# LSTM Baseline Model Testing

## 0 Imports & Constants

In [1]:
import sys
import os

# Füge das übergeordnete Verzeichnis zu sys.path hinzu
parent_dir = os.path.abspath(os.path.join(os.getcwd(), '..'))
sys.path.insert(0, parent_dir)

In [2]:
import pandas as pd
from pathlib import Path
import numpy as np
import matplotlib.pyplot as plt
from copy import deepcopy as dc
from sklearn.preprocessing import MinMaxScaler
import itertools
from tqdm import tqdm

import torch
import torch.nn as nn
from torch.utils.data import DataLoader

from utils.utils import load_time_series, add_lagged_data, scale_data, train_test_split_to_tensor, inverse_scale_data
from utils.TimeSeriesDataset import TimeSeriesDataset

from baseline_model.LSTM import LSTM, train_model

In [3]:
device = 'cuda:0' if torch.cuda.is_available() else 'cpu'
device

'cpu'

In [4]:
DATA_FOLDER = Path("../data")
MULTIVARIATE_DATA_FOLDER = DATA_FOLDER / "multivariate"
UNIVARIATE_DATA_FOLDER = DATA_FOLDER / "univariate"
BENCHMARK = False

## 1 Data

### Data Loading

In [5]:
# Load data from csv
# -> convert Date column to datetime
data = load_time_series(f'{UNIVARIATE_DATA_FOLDER}/NVDA_open_high_low_close_adjClose_volume_99_24.csv')

## 2 Benchmark Loop

In [6]:
hyperparameters = {
    'lag': [7, 14, 21],
    'lr': [0.002, 0.001],
    'hidden_size': [2, 4, 6, 8, 12],
    'num_layers': [1, 2],
    'batch_size': [4, 8, 16, 32],
}

In [7]:
# get all combinations of hyperparameters
keys, values = zip(*hyperparameters.items())
possible_hyperparameters = [dict(zip(keys, v)) for v in itertools.product(*values)]

In [8]:
possible_features = [
    ['Close', 'Volume'],
    ['Close', 'Open', 'Volume'],
    ['Close', 'Open', 'High', 'Low', 'Volume']
]

In [9]:
RESULTS = {}
for features in possible_features:

    for hyperparameters in tqdm(possible_hyperparameters):
        
        print('*'*50)
        print('*'*50)
        print('STARTING NEW BENCHMARK RUN:')
        print(f"Features: {features}")
        print(f"Hyperparameters: {hyperparameters}")
        print('*'*50)
        print('*'*50)

        ### Select features
        features_incl_date = features+['Date']
        data_only_features = data[features_incl_date]
        
        ### Data Preprocessing
        data_lagged = add_lagged_data(data_only_features, hyperparameters['lag'], features)
        data_lagged_scaled, scaler_close = scale_data(data_lagged)
        X_train, y_train, X_test, y_test = train_test_split_to_tensor(data_lagged_scaled)

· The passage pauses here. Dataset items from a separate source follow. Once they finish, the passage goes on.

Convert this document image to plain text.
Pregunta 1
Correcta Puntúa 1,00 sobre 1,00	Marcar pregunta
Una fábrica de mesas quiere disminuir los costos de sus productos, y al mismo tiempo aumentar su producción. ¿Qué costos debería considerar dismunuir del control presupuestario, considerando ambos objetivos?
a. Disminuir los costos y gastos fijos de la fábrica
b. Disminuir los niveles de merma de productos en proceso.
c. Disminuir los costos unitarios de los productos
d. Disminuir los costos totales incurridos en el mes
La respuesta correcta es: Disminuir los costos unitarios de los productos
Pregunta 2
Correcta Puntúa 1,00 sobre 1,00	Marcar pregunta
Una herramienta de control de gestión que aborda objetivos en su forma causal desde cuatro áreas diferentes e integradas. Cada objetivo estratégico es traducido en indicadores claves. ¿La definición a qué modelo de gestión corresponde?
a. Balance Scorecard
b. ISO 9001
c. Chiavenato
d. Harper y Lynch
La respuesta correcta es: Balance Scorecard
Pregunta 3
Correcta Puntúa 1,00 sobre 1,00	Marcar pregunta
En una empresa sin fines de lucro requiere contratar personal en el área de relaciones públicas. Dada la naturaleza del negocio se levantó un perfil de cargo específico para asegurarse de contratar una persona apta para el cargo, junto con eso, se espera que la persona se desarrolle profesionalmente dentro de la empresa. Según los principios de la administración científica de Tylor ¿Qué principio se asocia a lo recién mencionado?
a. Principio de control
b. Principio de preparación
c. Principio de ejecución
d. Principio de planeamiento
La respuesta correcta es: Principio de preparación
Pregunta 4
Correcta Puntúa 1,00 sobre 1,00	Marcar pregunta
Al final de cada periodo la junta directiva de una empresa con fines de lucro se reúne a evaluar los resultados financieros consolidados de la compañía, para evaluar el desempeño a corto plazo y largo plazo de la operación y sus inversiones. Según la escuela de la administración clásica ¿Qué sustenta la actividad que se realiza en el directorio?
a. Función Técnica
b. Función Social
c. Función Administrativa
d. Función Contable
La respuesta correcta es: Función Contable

        ### Create datasets and DataLoaders
        train_dataset = TimeSeriesDataset(X_train, y_train)
        test_dataset = TimeSeriesDataset(X_test, y_test)
        train_loader = DataLoader(train_dataset, batch_size=hyperparameters['batch_size'], shuffle=True)
        test_loader = DataLoader(test_dataset, batch_size=hyperparameters['batch_size'], shuffle=False)

        ### Train model
        validation_losses = [] # reset validation losses
        for i in range(2): # train 2 times because sometimes the model converges to a local minimum
            ### Instantiate model
            model = LSTM(
                device=device,
                input_size=len(features),
                hidden_size=hyperparameters['hidden_size'],
                num_stacked_layers=hyperparameters['num_layers']
            ).to(device)

            ### Optimizer, Criterion
            optimizer = torch.optim.Adam(model.parameters(), lr=hyperparameters['lr'])
            criterion = nn.MSELoss()

            validation_loss, model = train_model(
                model=model,
                train_loader=train_loader,
                test_loader=test_loader,
                optimizer=optimizer,
                criterion=criterion,
                device=device)
            
            # save loss for each run
            validation_losses.append(validation_loss)
        
        ### Save results
        feature_acronym = ''.join([feature[0] for feature in features])
        RESULTS[f'{feature_acronym}_lag{hyperparameters["lag"]}_lr{hyperparameters["lr"]}_bs{hyperparameters["batch_size"]}_hs{hyperparameters["hidden_size"]}_nl{hyperparameters["num_layers"]}'] = min(validation_losses)

print('#'*50)
print('#'*50)
print('#'*50)
print('TRAINING FINISHED')
print('#'*50)
print('#'*50)
print('#'*50)

  0%|          | 0/240 [00:00<?, ?it/s]

**************************************************
**************************************************
STARTING NEW BENCHMARK RUN:
Features: ['Close', 'Volume']
Hyperparameters: {'lag': 7, 'lr': 0.002, 'hidden_size': 2, 'num_layers': 1, 'batch_size': 4}
**************************************************
**************************************************
Adding lagged data for columns: ['Close', 'Volume']
Shape of the numpy array wit lagged data: (6384, 8, 2)
Shape of X_train: torch.Size([6064, 7, 2]) 
 Shape of y_train: torch.Size([6064, 1]) 
 Shape of X_test: torch.Size([320, 7, 2]) 
 Shape of y_test: torch.Size([320, 1])
Epoch: 1
Validation Loss: 0.0497702007785847
**************************************************
Epoch: 2
Validation Loss: 0.04056419121861836
**************************************************
Epoch: 3
Validation Loss: 0.03336396853167116
**************************************************
Epoch: 4
Validation Loss: 0.03080802158414144
**********************************

  0%|          | 1/240 [02:12<8:47:53, 132.53s/it]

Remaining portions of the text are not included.